Ahora el Gobierno impulsa nuevas medidas de emergencia destinadas a mejorar la resiliencia del sistema. Entre ellas, facilitar el uso de sistemas de almacenamiento con baterías en plantas renovables existentes, eximiéndolos de evaluaciones ambientales adicionales. Estos desarrollos de almacenamiento deberían reducir aún más el papel del gas en el sistema eléctrico español y su influencia en los precios. Mientras Europa debate cómo responder a la crisis energética global, España está demostrando que la respuesta no es importar más combustibles fósiles. Es construir la capacidad de generar energía limpia a escala.

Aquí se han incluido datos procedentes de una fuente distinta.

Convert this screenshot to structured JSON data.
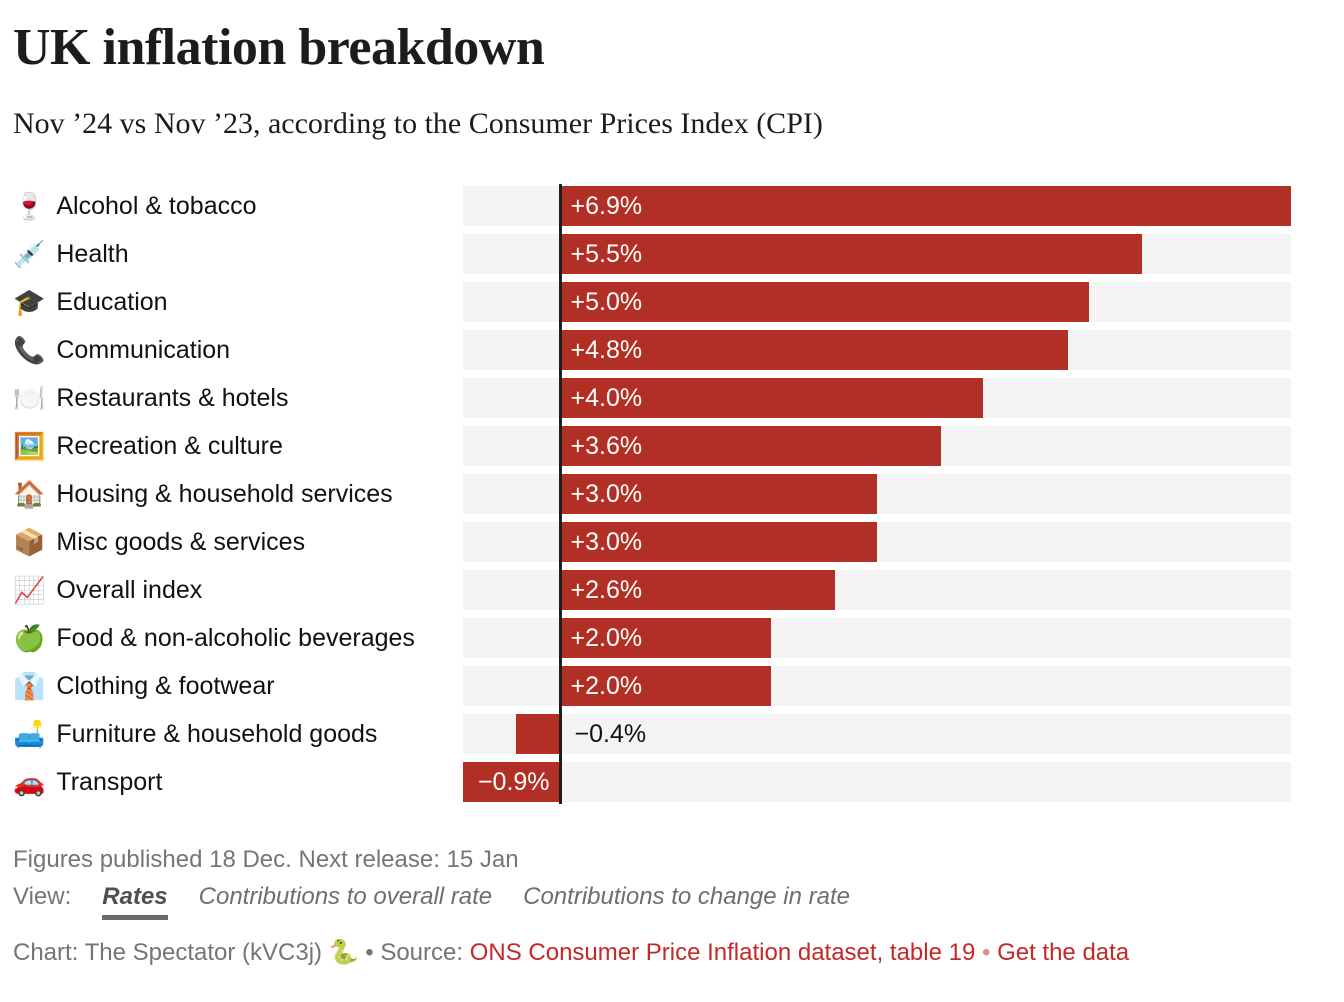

El crecimiento de la eólica y la solar está actuando como un escudo frente al impacto en los precios de la inestabilidad global. Mientras los precios del gas se disparan, las energías renovables están conteniendo las facturas de la luz de los hogares y las empresas españolas.
— Chris Rosslowe, autor del informe de Ember
No hace falta el sol de España para lograr lo que ha conseguido el país. Cualquier país europeo podría aprovechar mejor sus propios recursos eólicos y solares para reducir su dependencia del gas caro.
— Chris Rosslowe, Ember
The Hearth Conversation Another angle on the story
Inventor

¿Por qué España logró lo que otros países europeos no han conseguido?

Model

No fue suerte. Fue una decisión política sostenida durante años. Mientras otros países apostaban por gas importado, España invirtió en eólica y solar. Cuando llegó la crisis, ya tenían esa capacidad instalada.

Inventor

Pero ¿no es arriesgado depender tanto de renovables? ¿Qué pasa cuando no hay viento ni sol?

Model

Es una pregunta justa. Por eso el Gobierno está impulsando sistemas de almacenamiento con baterías. El apagón de 2025 mostró que la red necesita estabilidad, pero la respuesta no es volver al gas. Es mejorar la integración de renovables.

Inventor

¿Entonces los diez euros mensuales que ahorran las familias son permanentes?

Model

Parcialmente. Los recortes fiscales fueron temporales, entre marzo y mayo. Pero la reducción en la influencia del gas en los precios es estructural. Mientras las renovables sigan creciendo, los precios deberían mantenerse bajos.

Inventor

¿Qué lección tiene esto para otros países?

Model

Que la transición es posible si se hace con decisión. Alemania añadió más capacidad renovable que España, pero su mercado es el doble. Lo importante es que España demuestra que se puede hacer rápido, incluso después de un apagón masivo.

Inventor

¿Y qué pasa con las petroleras? ¿No se benefician ellas de la crisis?

Model

Sí. Un estudio de Greenpeace mostró que las petroleras europeas ganaban 81,4 millones de euros adicionales cada día desde el inicio de la guerra. Muchos expertos reclaman un impuesto extraordinario sobre esos beneficios excesivos. España está yendo en otra dirección: reduciendo la dependencia del gas, no gravándolo.